Durst Boyschau and Vichich talked over each other with enthusiasm arriving at the same point for brands getting into virtual restaurants and operating within ghost kitchens: beware of third-parties that could eat your lunch.
From their perch, owning the customer relationship for delivery-only concepts is “absolutely paramount” when the vast majority of order volumes come exclusively from third-party delivery platforms that have the sole power to promote or bury a given brand within their apps.
“Any brand that’s launching a virtual brand that’s even a quarter reliant on DoorDash, I think, is a risk because…if you do a great job as a brand negotiating a lower rate on DoorDash—let’s say you get it down to 15 percent—what you become for DoorDash is a user acquisition vehicle,” Vichich said. “They will gladly sign your customers up for their platform, but guess what, there’s another restaurant down the street that sells similar food that’s willing to pay 30 percent, and who do you think will rank higher in their list?”
That’s a very risky position, he said, stressing that any brands in the ghost kitchen or virtual restaurant space need to act like an ecommerce retail brand by building and giving full resources to maintaining and marketing their own, in-house online ordering channels, rather than relying on third-party marketplaces.

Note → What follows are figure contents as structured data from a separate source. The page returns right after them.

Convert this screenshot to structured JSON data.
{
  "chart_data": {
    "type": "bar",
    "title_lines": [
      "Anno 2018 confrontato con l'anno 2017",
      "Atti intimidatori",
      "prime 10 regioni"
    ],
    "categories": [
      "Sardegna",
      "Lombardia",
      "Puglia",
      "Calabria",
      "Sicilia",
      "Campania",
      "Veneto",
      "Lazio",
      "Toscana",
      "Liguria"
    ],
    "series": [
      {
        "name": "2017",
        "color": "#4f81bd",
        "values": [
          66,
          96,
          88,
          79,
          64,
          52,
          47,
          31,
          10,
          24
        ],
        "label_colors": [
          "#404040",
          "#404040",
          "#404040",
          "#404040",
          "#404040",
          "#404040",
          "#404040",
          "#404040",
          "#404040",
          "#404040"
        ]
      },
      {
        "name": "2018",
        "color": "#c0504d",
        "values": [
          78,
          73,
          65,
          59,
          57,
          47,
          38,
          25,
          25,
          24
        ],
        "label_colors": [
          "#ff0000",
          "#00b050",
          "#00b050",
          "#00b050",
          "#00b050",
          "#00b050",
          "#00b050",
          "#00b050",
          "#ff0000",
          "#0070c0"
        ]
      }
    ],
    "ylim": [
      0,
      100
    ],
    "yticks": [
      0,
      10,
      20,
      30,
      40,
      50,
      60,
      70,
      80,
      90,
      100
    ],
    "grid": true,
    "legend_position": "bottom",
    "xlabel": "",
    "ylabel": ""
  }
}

Letting tech help the humans
Based in Ann Arbor, Michigan, Wisely recently surpassed 55 employees and it now works with more than 5,000 restaurant locations, on track to exceed 8,000 by the end of the year.
With the restaurant industry shifting so quickly because of delivery-only formats and the wind down of most pandemic restrictions, Vichich said the company is staggering goal timelines of its various departments by 45 days to ensure the company is continually rolling out innovations, rather than pushing out new features in fits and starts solely aligned with the fiscal calendar.

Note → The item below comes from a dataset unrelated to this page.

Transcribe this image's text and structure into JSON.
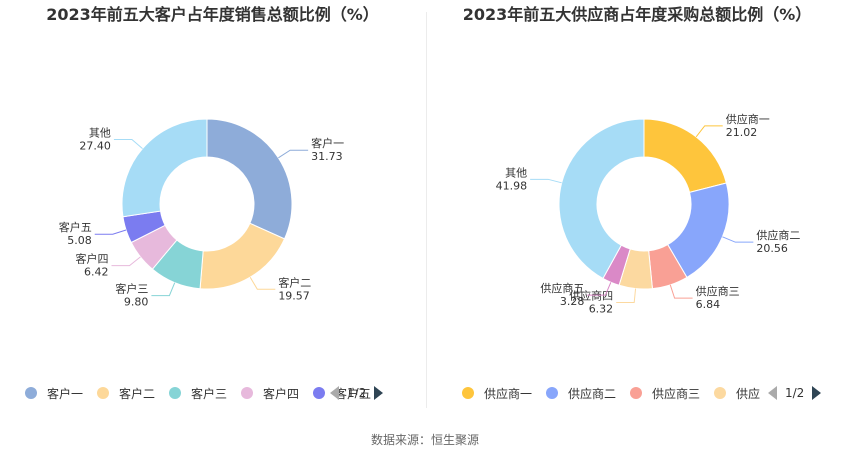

During those early days of the pandemic, Wisely built its Order Management feature that allows clients to control communications with guests for curbside orders regardless of whether they used Olo or other online ordering providers. That allowed restaurants to customize update texts, determine what triggered those automated messages, and allowed restaurants to know details about those guests upon arrival.
While that might sound banal so many months after the dawn of the pandemic, Vichich said this functionality allowed a not-staged example that delighted a Bartaco regular whose wife was expecting. When he came to pick up the order, the staff threw a branded onesie in the bag, and that customer went on to share the plus-one on LinkedIn and other social sites, which Vichich said is “the center of what we’re trying to get at.”

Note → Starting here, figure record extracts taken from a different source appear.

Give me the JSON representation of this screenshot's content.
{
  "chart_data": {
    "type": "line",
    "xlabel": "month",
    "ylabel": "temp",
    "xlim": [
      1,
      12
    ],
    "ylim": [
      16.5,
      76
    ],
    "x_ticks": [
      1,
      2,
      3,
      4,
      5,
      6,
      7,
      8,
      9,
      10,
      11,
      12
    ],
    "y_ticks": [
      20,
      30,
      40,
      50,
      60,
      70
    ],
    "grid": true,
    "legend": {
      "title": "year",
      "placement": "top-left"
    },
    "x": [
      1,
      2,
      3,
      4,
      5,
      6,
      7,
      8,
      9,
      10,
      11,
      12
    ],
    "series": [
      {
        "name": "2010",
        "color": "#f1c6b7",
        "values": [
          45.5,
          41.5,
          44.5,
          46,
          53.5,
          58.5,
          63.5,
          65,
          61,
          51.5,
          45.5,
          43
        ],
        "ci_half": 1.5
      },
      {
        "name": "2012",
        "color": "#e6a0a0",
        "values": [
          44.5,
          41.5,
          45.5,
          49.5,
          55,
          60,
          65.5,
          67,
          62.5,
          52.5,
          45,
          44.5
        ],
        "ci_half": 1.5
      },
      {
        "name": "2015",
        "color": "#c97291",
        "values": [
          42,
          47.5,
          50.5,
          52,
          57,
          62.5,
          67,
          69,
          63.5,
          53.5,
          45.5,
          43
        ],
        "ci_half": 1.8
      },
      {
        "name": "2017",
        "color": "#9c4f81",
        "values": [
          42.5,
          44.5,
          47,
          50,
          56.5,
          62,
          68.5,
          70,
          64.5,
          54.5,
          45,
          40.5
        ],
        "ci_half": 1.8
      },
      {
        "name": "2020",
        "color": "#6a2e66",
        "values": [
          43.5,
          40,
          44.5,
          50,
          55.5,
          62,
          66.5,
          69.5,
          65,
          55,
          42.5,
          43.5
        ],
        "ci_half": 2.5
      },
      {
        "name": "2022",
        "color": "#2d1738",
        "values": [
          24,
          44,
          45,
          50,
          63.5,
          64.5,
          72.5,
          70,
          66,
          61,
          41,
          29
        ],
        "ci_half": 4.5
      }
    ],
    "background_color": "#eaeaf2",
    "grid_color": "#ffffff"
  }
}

As the industry moves forward in the coming months, Vichich said their clients have been “busier than they’ve ever been the last few weeks” and he expects that to continue, with a likely decrease in the growth rates of delivery volumes as dining rooms repopulate. He said inflation is the wild card that could pinch margins and will make “the need for efficiency even greater” than it’s been in recent years.
“We as an industry are going to have to do more with less, and I think technology is going to be a huge part of that solution,” he added. “There’s going to be a reset of how computers help humans and allow humans to focus on the things that are uniquely human … and that customer lifetime value is the metric people are solving for. That’s probably my biggest hope for the industry, because it will make better restaurants across the board if people are able to test what drives recency, frequency and spend and do that in a systematic way.”